Various content creators, including authors, songwriters, and media outlets like The New York Times, are taking legal action, claiming that generative AI, trained on copyrighted content, produces identical copies without permission.
Before ChatGPT was introduced, Copyleaks, an artificial intelligence text analysis company, had already offered plagiarism detection services to companies and educational institutions for some time.
When ChatGPT first launched, it used the GPT-3.5 model, but OpenAI has now upgraded to the more advanced and powerful GPT-4.0 for its operations.
Plagiarism can manifest in various ways beyond just directly copying and pasting entire sentences and paragraphs.

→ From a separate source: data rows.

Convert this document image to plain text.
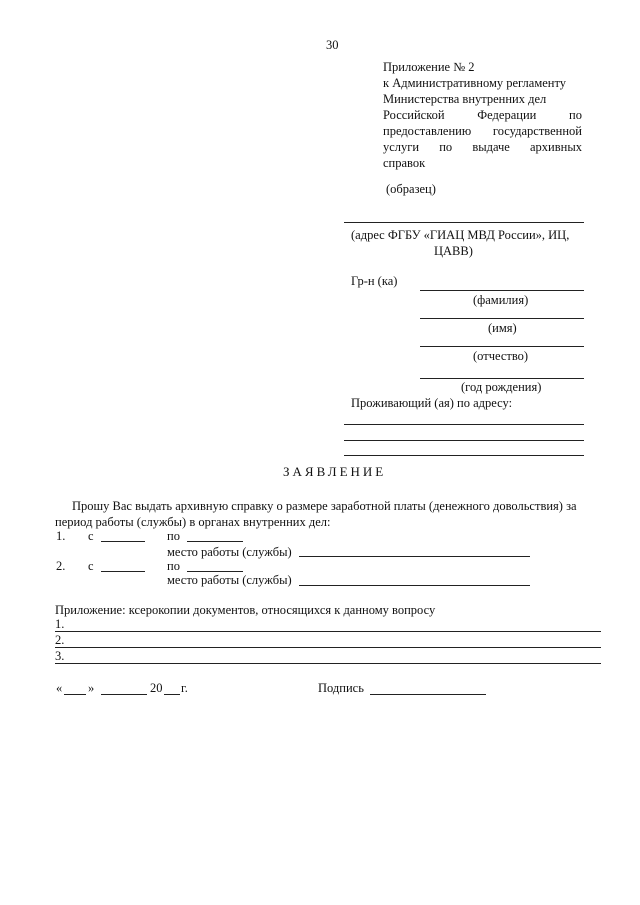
30
Приложение № 2
к Административному регламенту
Министерства внутренних дел
Российской	Федерации	по
предоставлению государственной
услуги по выдаче архивных
справок
(образец)
(адрес ФГБУ «ГИАЦ МВД России», ИЦ,
ЦАВВ)
Гр-н (ка)
(фамилия)
(имя)
(отчество)
(год рождения)
Проживающий (ая) по адресу:
ЗАЯВЛЕНИЕ
Прошу Вас выдать архивную справку о размере заработной платы (денежного довольствия) за
период работы (службы) в органах внутренних дел:
1. с	по
место работы (службы)
2. с	по
место работы (службы)
Приложение: ксерокопии документов, относящихся к данному вопросу
1.
2.
3.
« »	20 г.	Подпись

Copyleaks requested approximately a thousand outputs from GPT-3.5, each consisting of about 400 words, covering 26 different subjects.
Among the GPT-3.5 outputs analyzed, the one with the highest similarity score was in computer science (100%), with physics (92%) and psychology (88%) following closely behind.
The subjects with the lowest similarity scores were theater (0.9%), humanities (2.8%), and English language (5.4%).
“Our models were created and trained to understand concepts to aid in problem-solving. We have implemented safeguards to prevent unintentional memorization, and our terms of service forbid the deliberate use of our models to reproduce content.“
OpenAI spokesperson Lindsey Held stated in a communication to Axios,
In the legal case filed by The New York Times against Microsoft and OpenAI, it is alleged that the AI systems’ extensive replication of content amounts to copyright infringement.
In response to the lawsuit, OpenAI contended that “regurgitation” is an uncommon issue and accused The New York Times of manipulating prompts.